If you could pick only 5 words to describe your life, what would they be?

International, change, family, adaptation, independence.

What skill would you love to learn?

Speed reading. I am such a slow reader. There’s so many things I want to read that I just don’t have time for. I’m reading three books right now, none of which I’ve been able to finish. I am reading Rastres de sándalo or Traces of Sandalwood in English (it’s also been made into a movie), One Day in the Life of Ivan Denisovich, and The Undercover Economist Strikes Back: How to Run-or Ruin-an Economy.

Where were you born?

I was born in a hospital in a neighborhood Laranjeiras in Rio de Janeiro, Brazil. Laranjeiras means “orange trees” in Portuguese. I love the name and I love the neighborhood.

You were born in Brazil, but have moved around a lot. What was that like?

I moved around a lot when I was younger, because my dad is a pilot for Ethiopian Airlines. When I was 13, I moved to South Korea and stayed for about a year. After that I moved back to Brazil for six months, then moved to Singapore for four years (throughout high school) then came to America for college.

When all this started happening, I was a mess. I was 13 and had never even lived outside of my neighborhood. I remember exactly where I was standing the day my dad told me that we were moving. At first, I just ignored it. Then one day I moved to South Korea – I was in the airport when it hit me what was happening, and I started crying.

I didn’t like living there initially, but then eventually I loved it. I had all these opportunities to travel around and study English. In retrospect, moving to South Korea was one of the best opportunities I’ve had in my life. If I hadn’t moved there I would never have come to the U.S. for college.

Now, I feel so at home not being at home, because I don’t really know what “home” is. Because of all of my traveling It’s easier to start relationships and make friends, because I’ve had to do it over and over again. It became a survival mechanism.

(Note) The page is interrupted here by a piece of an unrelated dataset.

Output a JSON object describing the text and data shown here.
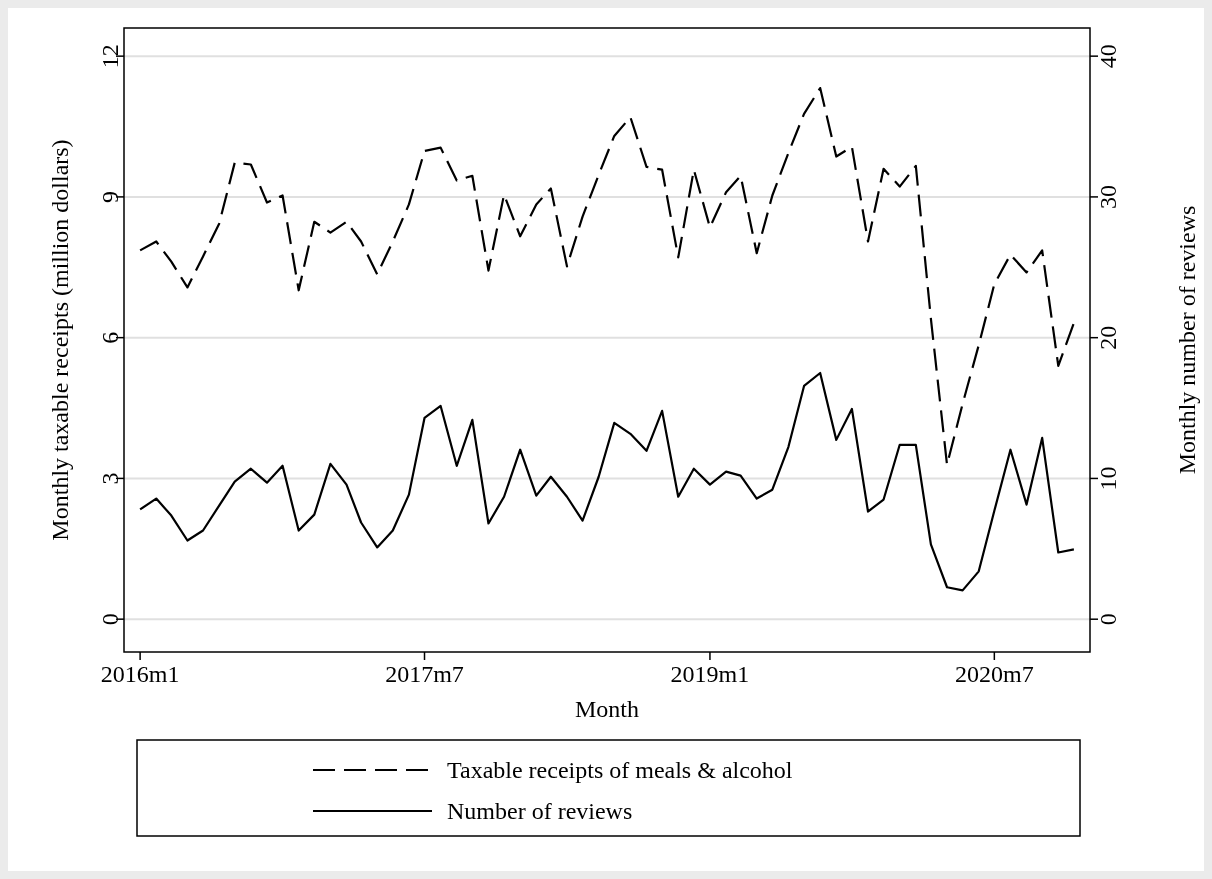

When it came time to go to college, I knew that I wanted to study in America in part because of the liberal arts system. I didn’t want to have to pick a major right away. Because I had lived in huge cities my whole life and had a hard time focusing and studying, I wanted to come to a tiny town. I ended up studying at Carleton College in Northfield, Minnesota.

What would people be surprised to learn about you?

It depends on who you ask, but if I had to pick, it’d be the fact that I never started my last grade of middle school but I finished it twice.

The story behind that is that when I finished 7th grade, I moved from Brazil to South Korea – where the school year system was different. I joined halfway through 8th grade in South Korea, then moved back to Brazil when it was the middle of 8th grade. So I never took the first half of 8th grade. I hope I didn’t miss anything.